Friday, 10 September 2010
A Brief History of Sound Recording Technology
Written by Alexander Tyml   
Thursday, 04 March 2010

From the Phonograph Cylinder to the Digital Audio Workstation

phonograph_daw.jpg"Behind the MP3" Vol. 1 | Issue 4

Approximately 1,200 years ago, the earliest known mechanical-musical instrument was invented: the organ. Its ability to play interchangeable cylinders automatically remains the most basic device to produce and reproduce music mechanically. Nowadays, in a world seemingly characterized by Jean Baudrillard’s simulacra (a copy with no original), digital recording has changed the way we produce, sell and listen to music.

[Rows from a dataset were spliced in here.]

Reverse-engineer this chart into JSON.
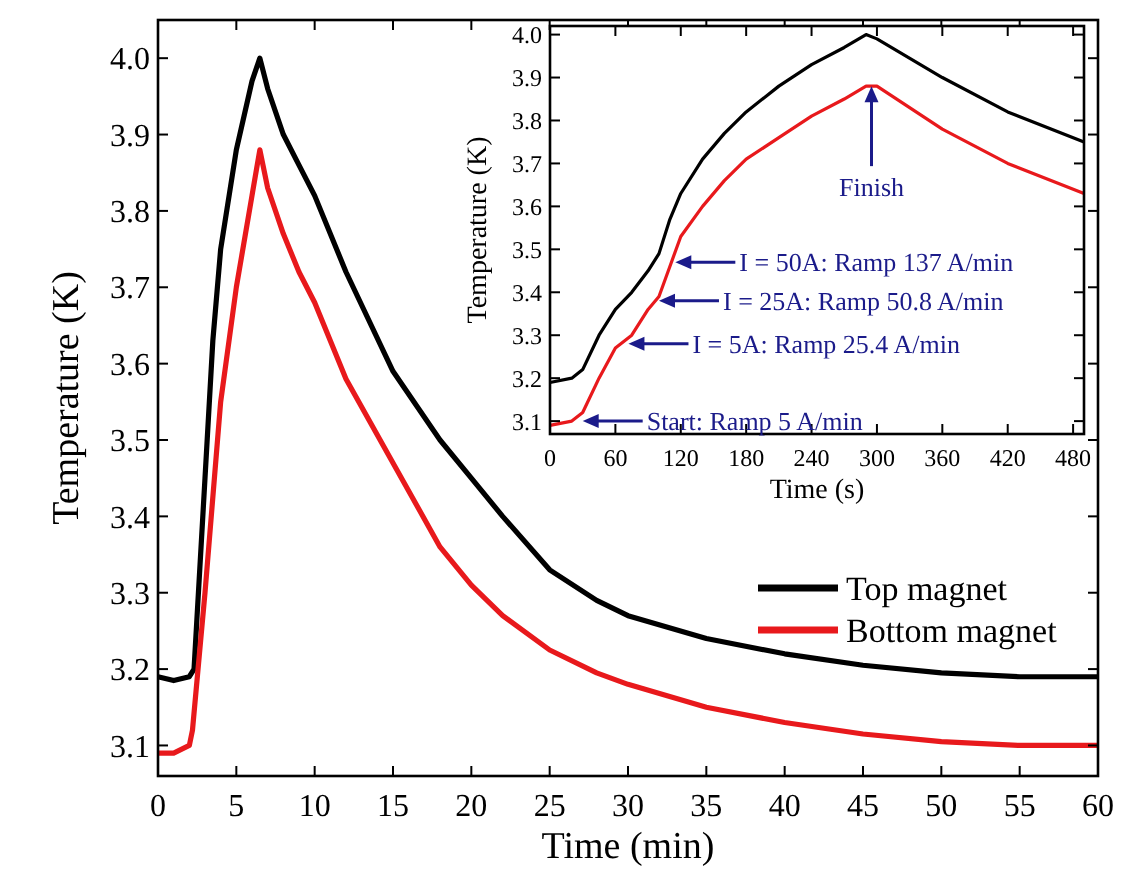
{
  "chart_data": [
    {
      "type": "line",
      "xlabel": "Time (min)",
      "ylabel": "Temperature (K)",
      "xlim": [
        0,
        60
      ],
      "ylim": [
        3.06,
        4.05
      ],
      "xticks": [
        0,
        5,
        10,
        15,
        20,
        25,
        30,
        35,
        40,
        45,
        50,
        55,
        60
      ],
      "yticks": [
        3.1,
        3.2,
        3.3,
        3.4,
        3.5,
        3.6,
        3.7,
        3.8,
        3.9,
        {
          "value": 4,
          "label": "4.0"
        }
      ],
      "legend": "right",
      "marker": "none",
      "line_style": "solid",
      "series": [
        {
          "name": "Top magnet",
          "color": "#000000",
          "x": [
            0,
            1,
            2,
            2.3,
            3,
            3.5,
            4,
            5,
            6,
            6.5,
            7,
            8,
            9,
            10,
            12,
            15,
            18,
            20,
            22,
            25,
            28,
            30,
            35,
            40,
            45,
            50,
            55,
            60
          ],
          "values": [
            3.19,
            3.185,
            3.19,
            3.2,
            3.45,
            3.63,
            3.75,
            3.88,
            3.97,
            4.0,
            3.96,
            3.9,
            3.86,
            3.82,
            3.72,
            3.59,
            3.5,
            3.45,
            3.4,
            3.33,
            3.29,
            3.27,
            3.24,
            3.22,
            3.205,
            3.195,
            3.19,
            3.19
          ]
        },
        {
          "name": "Bottom magnet",
          "color": "#e8191c",
          "x": [
            0,
            1,
            2,
            2.2,
            3,
            4,
            5,
            6,
            6.5,
            7,
            8,
            9,
            10,
            12,
            15,
            18,
            20,
            22,
            25,
            28,
            30,
            35,
            40,
            45,
            50,
            55,
            60
          ],
          "values": [
            3.09,
            3.09,
            3.1,
            3.12,
            3.3,
            3.55,
            3.7,
            3.82,
            3.88,
            3.83,
            3.77,
            3.72,
            3.68,
            3.58,
            3.47,
            3.36,
            3.31,
            3.27,
            3.225,
            3.195,
            3.18,
            3.15,
            3.13,
            3.115,
            3.105,
            3.1,
            3.1
          ]
        }
      ]
    },
    {
      "type": "line",
      "xlabel": "Time (s)",
      "ylabel": "Temperature (K)",
      "xlim": [
        0,
        490
      ],
      "ylim": [
        3.07,
        4.02
      ],
      "xticks": [
        0,
        60,
        120,
        180,
        240,
        300,
        360,
        420,
        480
      ],
      "yticks": [
        3.1,
        3.2,
        3.3,
        3.4,
        3.5,
        3.6,
        3.7,
        3.8,
        3.9,
        {
          "value": 4,
          "label": "4.0"
        }
      ],
      "marker": "none",
      "line_style": "solid",
      "annotations": [
        {
          "text": "Start: Ramp 5 A/min",
          "x": 30,
          "y": 3.1
        },
        {
          "text": "I = 5A: Ramp 25.4 A/min",
          "x": 72,
          "y": 3.28
        },
        {
          "text": "I = 25A: Ramp 50.8 A/min",
          "x": 100,
          "y": 3.38
        },
        {
          "text": "I = 50A: Ramp 137 A/min",
          "x": 115,
          "y": 3.47
        },
        {
          "text": "Finish",
          "x": 295,
          "y": 3.88
        }
      ],
      "series": [
        {
          "color": "#000000",
          "x": [
            0,
            20,
            30,
            45,
            60,
            75,
            90,
            100,
            110,
            120,
            140,
            160,
            180,
            210,
            240,
            270,
            290,
            300,
            360,
            420,
            490
          ],
          "values": [
            3.19,
            3.2,
            3.22,
            3.3,
            3.36,
            3.4,
            3.45,
            3.49,
            3.57,
            3.63,
            3.71,
            3.77,
            3.82,
            3.88,
            3.93,
            3.97,
            4.0,
            3.99,
            3.9,
            3.82,
            3.75
          ]
        },
        {
          "color": "#e8191c",
          "x": [
            0,
            20,
            30,
            45,
            60,
            75,
            90,
            100,
            110,
            120,
            140,
            160,
            180,
            210,
            240,
            270,
            290,
            300,
            360,
            420,
            490
          ],
          "values": [
            3.09,
            3.1,
            3.12,
            3.2,
            3.27,
            3.3,
            3.36,
            3.39,
            3.46,
            3.53,
            3.6,
            3.66,
            3.71,
            3.76,
            3.81,
            3.85,
            3.88,
            3.88,
            3.78,
            3.7,
            3.63
          ]
        }
      ]
    }
  ]
}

To break it down, sound recording and reproduction is an electrical inscription and recreation of sound waves from a spoken voice or an instrument. Essentially, there are two main classes of sound recording technology: analog recording and digital recording.

The phonograph cylinder, invented by Thomas Edison in 1877, was the first sound recording and reproduction device to enable the mass production of popular music, such as “Auld Lang Syne” sung by Frank C. Stanley, which is known to North Americans as the new years song.  

The next major technical development was the gramophone disc. Shellac discs were easier to manufacture, transport and store, and they had the additional benefit of being louder than cylinders. By the end of WWI, shellac discs became the dominant commercial recording format, and the double-sided 78 revolutions per minute (rpm) disc was the standard consumer music format until the late 1950s.  

The 45rpm and the 12-inch long-playing (LP) vinyl record completely replaced the 78rpm shellac disc by the end of the 1950s because vinyl offered improved performance in playback.  

Soon enough, the magnetic tape and the tape recorder revolutionized radio and the recording industry. Sound could be recorded, erased and re-recorded on the same tape many times, and the recordings could be precisely edited by physically cutting the tape and rejoining it. This paved the way for innovative pop music recordings from artists such as Frank Zappa, The Beatles and The Beach Boys.  

In the 1980s, digital sound recording initiated another wave of change in the consumer music industry with the development of various uncompressed and compressed digital audio file formats, processors capable of converting data to sound in real time and inexpensive, mass storage.  

Audio editing became practicable with the invention of magnetic tape recording, but digital audio and mass storage allows computers to edit audio files quickly, easily and cheaply. Furthermore, multitrack recording makes it possible to capture signals from several microphones.  

Currently, the digital audio workstation (DAW) is the most effective system to record, edit and play back digital audio. A DAW’s key feature is the ability to freely manipulate recorded sounds with level balancing, compression, limiting and adding effects such as reverberation and equalization.  

These recent technological developments in recording and editing have transformed the record, movie and television industries, and have changed the way we produce original art. Now, it’s just a matter of differentiating unique sounds from copies with no originals.